Patrick Wilson plays Edwin Layton the intelligence officer, who correctly predicted where the Japanese attack would strike. In the movie he is also shown in a snippet from 1937 pre-war Tokyo during a meeting that he had with the Japanese Admiral Isoroku Yamamoto.
Emerich tries to show the Japanese side of things in an even-handed manner, much like the classic “Tora, Tora, Tora” or the more recent Clint Eastwood flick “Letters from Iwo Jima.”
Luke Harris plays Lt Cdr Wade McClusky who sports a pencil-thin mustache much like the Clark Gable/Errol Flynn film stars of an older generation.
While two torpedo squadrons are ripped apart by the Japanese Zero fighters without doing any damage to the Japanese carriers, and the Zeros were waving hopping on the deck, gleefully taking the easy prey, the battle was about to change in seconds. McClusky’s dive bombers from the Enterprise and Lt. Cmdr Max Leslie’s group from the Yorktown appeared overhead. With no fighter cover and their decks full of aircraft in the process of being re-armed and re-fueled, the Japanese were sitting ducks. In less than five minutes, the pride of the Japanese fleet, three of their top line carriers, the Kaga, Akagi, and Soryu were flaming wrecks.
The movie also shows legendary film director John Ford, who filmed a documentary of the battle for the War Department. Ford, who made some iconic John Wayne westerns, is seen on the island of Midway urging his cameraman during the battle to “keep shooting!”

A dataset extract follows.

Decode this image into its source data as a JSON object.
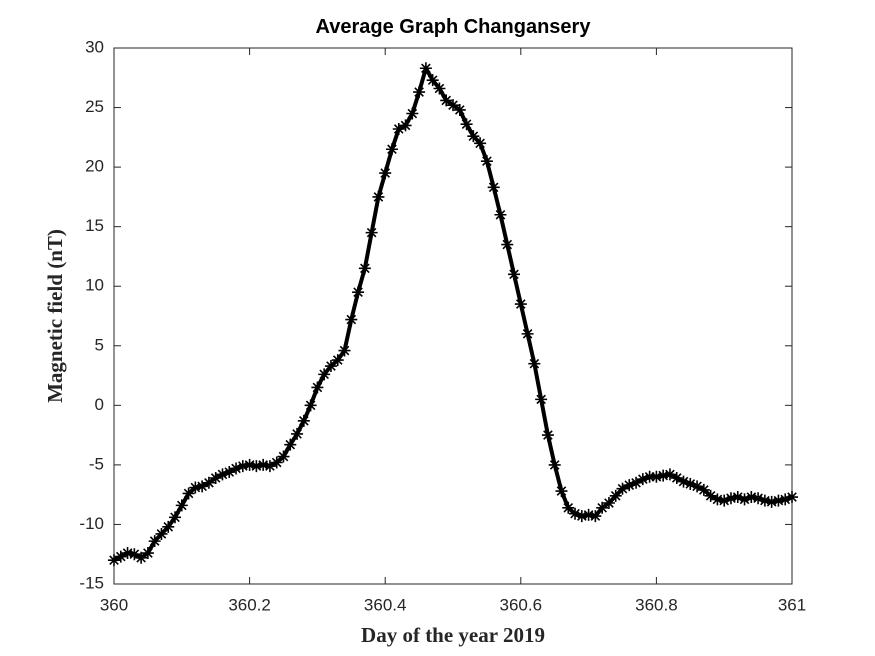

Dennis Quaid has a cameo (doesn’t Quaid have to appear in every Emerich film?) as Admiral Bull Halsey, who misses out on the battle because of a bad case of the shingles.
Woody Harrelson also appears as the white-haired Admiral Chester Nimitz. His scenes are interesting as you can’t stop staring at his white hair.

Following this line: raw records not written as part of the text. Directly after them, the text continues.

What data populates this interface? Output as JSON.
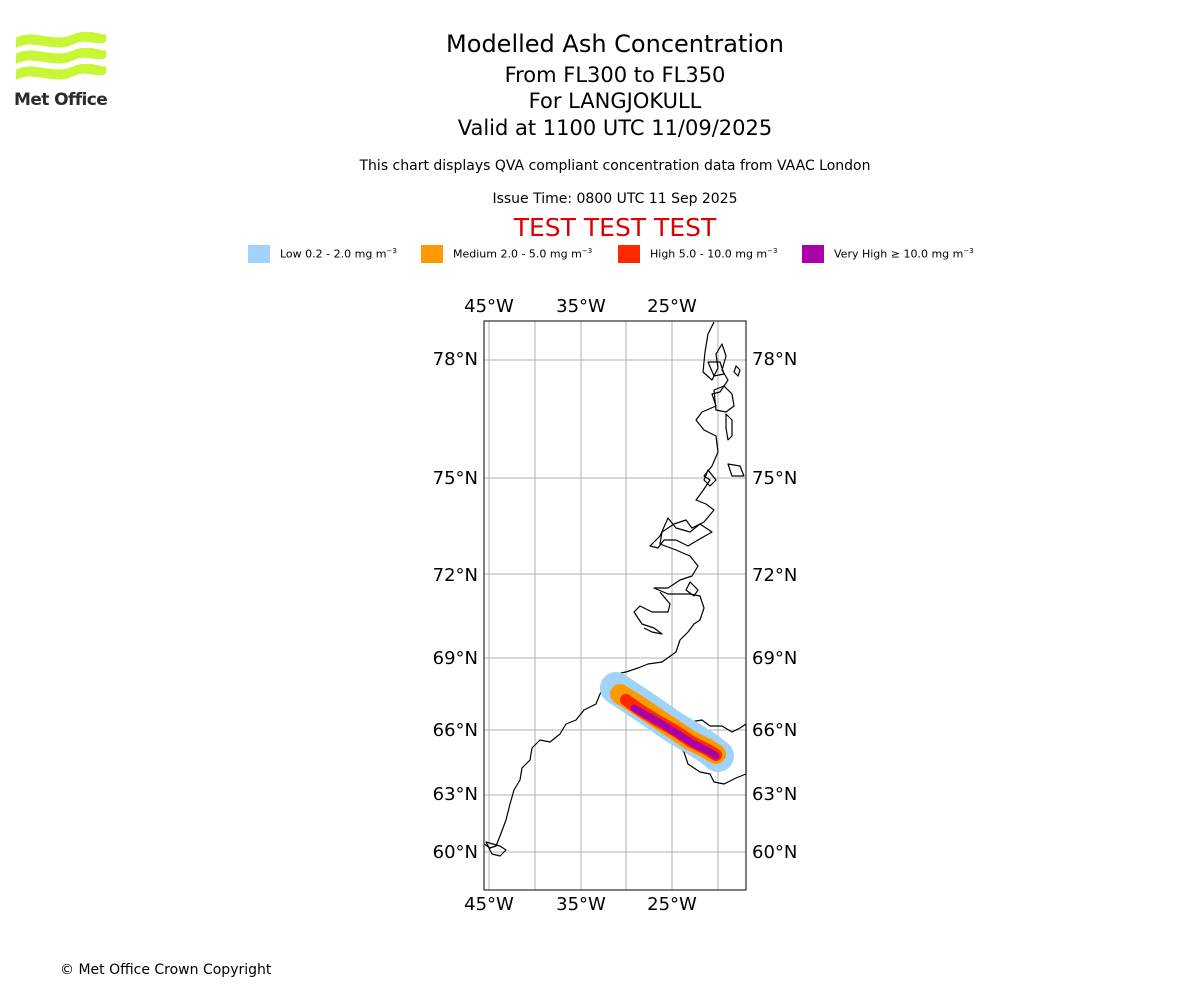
{
  "logo": {
    "text": "Met Office",
    "color": "#c8f534"
  },
  "header": {
    "title": "Modelled Ash Concentration",
    "levels": "From FL300 to FL350",
    "volcano": "For LANGJOKULL",
    "valid": "Valid at 1100 UTC 11/09/2025",
    "description": "This chart displays QVA compliant concentration data from VAAC London",
    "issue_time": "Issue Time: 0800 UTC 11 Sep 2025",
    "test_banner": "TEST TEST TEST",
    "test_color": "#dd0000"
  },
  "legend": [
    {
      "label": "Low 0.2 - 2.0 mg m",
      "sup": "−3",
      "color": "#a0d2fa"
    },
    {
      "label": "Medium 2.0 - 5.0 mg m",
      "sup": "−3",
      "color": "#ff9900"
    },
    {
      "label": "High 5.0 - 10.0 mg m",
      "sup": "−3",
      "color": "#ff2800"
    },
    {
      "label": "Very High  ≥  10.0 mg m",
      "sup": "−3",
      "color": "#aa00aa"
    }
  ],
  "map": {
    "lon_ticks": [
      "45°W",
      "35°W",
      "25°W"
    ],
    "lat_ticks": [
      "78°N",
      "75°N",
      "72°N",
      "69°N",
      "66°N",
      "63°N",
      "60°N"
    ],
    "gridlines": true
  },
  "footer": {
    "copyright": "© Met Office Crown Copyright"
  }
}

The cast is mainly B-list actors who work to portray the characters as best as they can. On the contrary, the 1976 cast was a who’s who of the film industry of the time and included Charlton Heston, Henry Fonda, Robert Mitchum et. al.
Emerich’s tale is one of respect. Respect for the veterans of our Greatest Generation who fought in the battle. And respect for the Japanese who fought in it as well. Emerich dedicated it to “those brave American and Japanese soldiers (sailors?) who gave their lives during the Battle of Midway.”

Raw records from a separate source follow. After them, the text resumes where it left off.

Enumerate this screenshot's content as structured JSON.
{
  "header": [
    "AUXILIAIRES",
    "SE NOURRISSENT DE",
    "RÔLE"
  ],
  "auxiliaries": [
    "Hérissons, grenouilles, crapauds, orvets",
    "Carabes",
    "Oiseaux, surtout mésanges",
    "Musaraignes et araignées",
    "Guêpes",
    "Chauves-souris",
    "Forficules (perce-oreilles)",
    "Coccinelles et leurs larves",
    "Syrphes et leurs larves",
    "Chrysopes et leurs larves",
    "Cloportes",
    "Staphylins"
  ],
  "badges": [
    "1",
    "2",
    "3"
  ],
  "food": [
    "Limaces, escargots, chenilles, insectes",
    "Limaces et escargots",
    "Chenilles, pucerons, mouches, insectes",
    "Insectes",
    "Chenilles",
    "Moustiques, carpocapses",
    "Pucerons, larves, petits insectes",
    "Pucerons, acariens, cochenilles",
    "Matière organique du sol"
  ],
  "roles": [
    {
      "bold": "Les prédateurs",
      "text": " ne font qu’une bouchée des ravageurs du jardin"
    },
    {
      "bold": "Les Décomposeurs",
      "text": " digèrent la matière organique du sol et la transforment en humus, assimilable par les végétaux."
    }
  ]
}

The film’s release, right at the start of Veterans Day weekend, was no coincidence. A nice touch at the end of the film before the credits rolled was the showing of the actual participants and a brief bio of each.
If you leave the theater thinking that it seemed almost like watching one of those classic war films with the cheesy clichéd lines that we all grew up with, you’d be correct. But the film does a very good job at showing how the war in the Pacific changed course in a matter of minutes.
“Midway” was well done and is definitely worth seeing.